I would like to think his prudence is the care with which he led his colleagues. His care and compassion are legendary, as evidenced by the stories of him going to the desks of his colleagues during Christmas time to personally hand them his gift. His prudence was the love he had for our people and country, a love that guided him to pursue and bring to completion his work that would benefit our people and country.

Loaves and fish

Let me now talk about the Gospel we chose for today’s Mass, the Multiplication of the Loaves and Fish in the Gospel of John. In a seminar I attended in 1994 with James and Evelyn Whitehead, they used this Gospel passage to talk about abundance in scarcity.

It shows us two principles: the Philip Principle, which only saw the problem and considered it an impossibility to address, and the Andrew Principle, which took the young lad with the five loaves and two fish that made the miracle possible.

It reminds us that often, we need to bring the little that we have for the miracle to take place. It makes us realize that we can either be a Philip or an Andrew. We are either part of the problem or part of the solution.

This passage is also reminiscent of the four glorious days of Edsa People Power in 1986, where everyone brought the little that they had to the altar of Edsa, and because of this the miracle took place.

Like Kapitan, we are now called to undertake the extraordinarily difficult task with great energy, the task to keep alive the spirit of Edsa and animate the day-to-day life of our country and people with this spirit.

I refuse to believe that the spirit of Edsa is dead. It remains an extraordinarily difficult task, yes, but such a task beckons us to exert great energy to make this spirit as the animating principle in the daily life of our people and country.

Edsa is not a once-and-for-all event, but a grace to be lived out with great constancy in pursuing the unfulfilled hopes and dreams of our people. It is our love, like Kapitan’s, for our people and country that will give us the prudence to bring this unfulfilled task to completion.

Today, we pray for Kapitan, as we remember his 12th death anniversary. But I think we also pray to him, so that like him, and like Andrew and the young lad, we may bring the little that we have to the enterprise and allow the miracle to take place—the miracle of men and women undertaking the task to work for the freedom of our people and country with great energy, to pursue this task with great constancy in the day-to-day, and to bring it to completion with great prudence and great love.

Postscript

In front of the Church of the Gesu inside Ateneo de Manila is the statue of the Sacred Heart.
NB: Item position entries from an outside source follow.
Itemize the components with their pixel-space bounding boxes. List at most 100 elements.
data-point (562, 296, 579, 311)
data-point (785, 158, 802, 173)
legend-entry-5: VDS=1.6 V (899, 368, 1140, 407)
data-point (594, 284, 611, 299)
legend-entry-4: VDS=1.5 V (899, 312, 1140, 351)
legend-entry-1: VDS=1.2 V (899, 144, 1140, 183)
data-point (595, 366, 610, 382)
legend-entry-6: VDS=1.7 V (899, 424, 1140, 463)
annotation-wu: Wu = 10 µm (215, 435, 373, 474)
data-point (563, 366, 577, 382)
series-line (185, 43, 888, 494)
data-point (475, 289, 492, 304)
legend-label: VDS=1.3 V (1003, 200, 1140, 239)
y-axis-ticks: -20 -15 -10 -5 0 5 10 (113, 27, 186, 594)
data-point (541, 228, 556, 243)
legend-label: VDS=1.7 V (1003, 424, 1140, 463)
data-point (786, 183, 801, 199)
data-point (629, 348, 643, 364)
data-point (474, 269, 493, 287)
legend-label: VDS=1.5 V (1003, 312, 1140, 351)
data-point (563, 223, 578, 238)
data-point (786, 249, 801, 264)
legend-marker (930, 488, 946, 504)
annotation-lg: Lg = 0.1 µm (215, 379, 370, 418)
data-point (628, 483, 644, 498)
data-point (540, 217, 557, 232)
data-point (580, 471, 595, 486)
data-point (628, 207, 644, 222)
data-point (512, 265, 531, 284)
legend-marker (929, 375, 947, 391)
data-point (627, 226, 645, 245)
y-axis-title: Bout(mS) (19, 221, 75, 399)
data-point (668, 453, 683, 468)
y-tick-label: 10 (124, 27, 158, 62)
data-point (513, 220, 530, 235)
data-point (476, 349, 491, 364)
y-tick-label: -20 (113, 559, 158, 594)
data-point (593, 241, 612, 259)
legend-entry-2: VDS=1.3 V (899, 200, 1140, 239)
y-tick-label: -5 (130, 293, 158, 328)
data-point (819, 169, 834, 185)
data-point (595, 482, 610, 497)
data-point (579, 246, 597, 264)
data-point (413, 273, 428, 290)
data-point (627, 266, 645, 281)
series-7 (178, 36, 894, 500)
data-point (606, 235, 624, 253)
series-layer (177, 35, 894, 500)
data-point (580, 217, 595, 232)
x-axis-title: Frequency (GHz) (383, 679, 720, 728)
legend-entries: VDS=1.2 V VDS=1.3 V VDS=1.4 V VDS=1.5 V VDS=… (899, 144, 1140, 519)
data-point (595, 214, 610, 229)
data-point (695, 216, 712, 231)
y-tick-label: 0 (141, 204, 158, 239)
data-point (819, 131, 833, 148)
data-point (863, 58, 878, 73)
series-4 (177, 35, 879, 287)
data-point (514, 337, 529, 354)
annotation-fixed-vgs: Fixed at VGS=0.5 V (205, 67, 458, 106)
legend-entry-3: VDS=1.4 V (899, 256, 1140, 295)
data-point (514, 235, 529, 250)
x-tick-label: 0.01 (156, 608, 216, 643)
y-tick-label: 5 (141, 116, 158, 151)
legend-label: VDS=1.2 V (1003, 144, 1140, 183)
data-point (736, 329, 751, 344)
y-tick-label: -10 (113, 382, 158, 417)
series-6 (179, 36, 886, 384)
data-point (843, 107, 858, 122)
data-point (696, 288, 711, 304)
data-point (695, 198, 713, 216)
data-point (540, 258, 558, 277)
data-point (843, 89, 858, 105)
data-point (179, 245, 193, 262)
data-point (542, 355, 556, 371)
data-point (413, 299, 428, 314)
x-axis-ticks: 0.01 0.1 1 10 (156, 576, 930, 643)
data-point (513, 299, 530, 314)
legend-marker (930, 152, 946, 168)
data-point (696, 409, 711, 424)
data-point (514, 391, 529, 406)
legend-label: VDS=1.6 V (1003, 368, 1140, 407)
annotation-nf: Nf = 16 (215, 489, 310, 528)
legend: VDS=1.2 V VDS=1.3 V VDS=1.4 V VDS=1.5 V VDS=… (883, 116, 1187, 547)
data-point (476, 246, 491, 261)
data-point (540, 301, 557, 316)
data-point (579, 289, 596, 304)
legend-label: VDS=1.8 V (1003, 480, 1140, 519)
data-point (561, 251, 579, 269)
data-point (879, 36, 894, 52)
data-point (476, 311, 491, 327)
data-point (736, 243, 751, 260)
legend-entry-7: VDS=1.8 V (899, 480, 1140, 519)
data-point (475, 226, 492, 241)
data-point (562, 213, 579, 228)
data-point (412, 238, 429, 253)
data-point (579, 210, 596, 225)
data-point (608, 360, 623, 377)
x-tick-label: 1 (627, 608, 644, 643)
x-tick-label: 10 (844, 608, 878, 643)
This statue used to stand at the highest point of the campus, on the same knoll where the Gesu is now.  Before the Gesu was built, many generations of Ateneans in the college would go to this knoll and sit at the foot of the statue to watch the sunset,  nurturing their dreams, at times nursing a broken heart or a wounded spirit, or simply sharing love or friendship in quiet solitude, seated in front of the Sacred Heart.

On the pedestal of the Sacred Heart statue is inscribed part of the passage from this Sunday’s Gospel: “Come to me, all you who labor and are burdened, and I will give you rest. Take my yoke upon you and learn from me for I am meek and humble of heart; you will find rest for yourselves. For my yoke is easy, and my burden light.”

We need moments, places, words and symbols like this to remind us of the invitation to “come to me,” that we may renew our inspiration to work with great energy, great constancy, great prudence, and with the great soul and great love that won for us—yesterday, today and forever—the freedom from all that bind and burden us.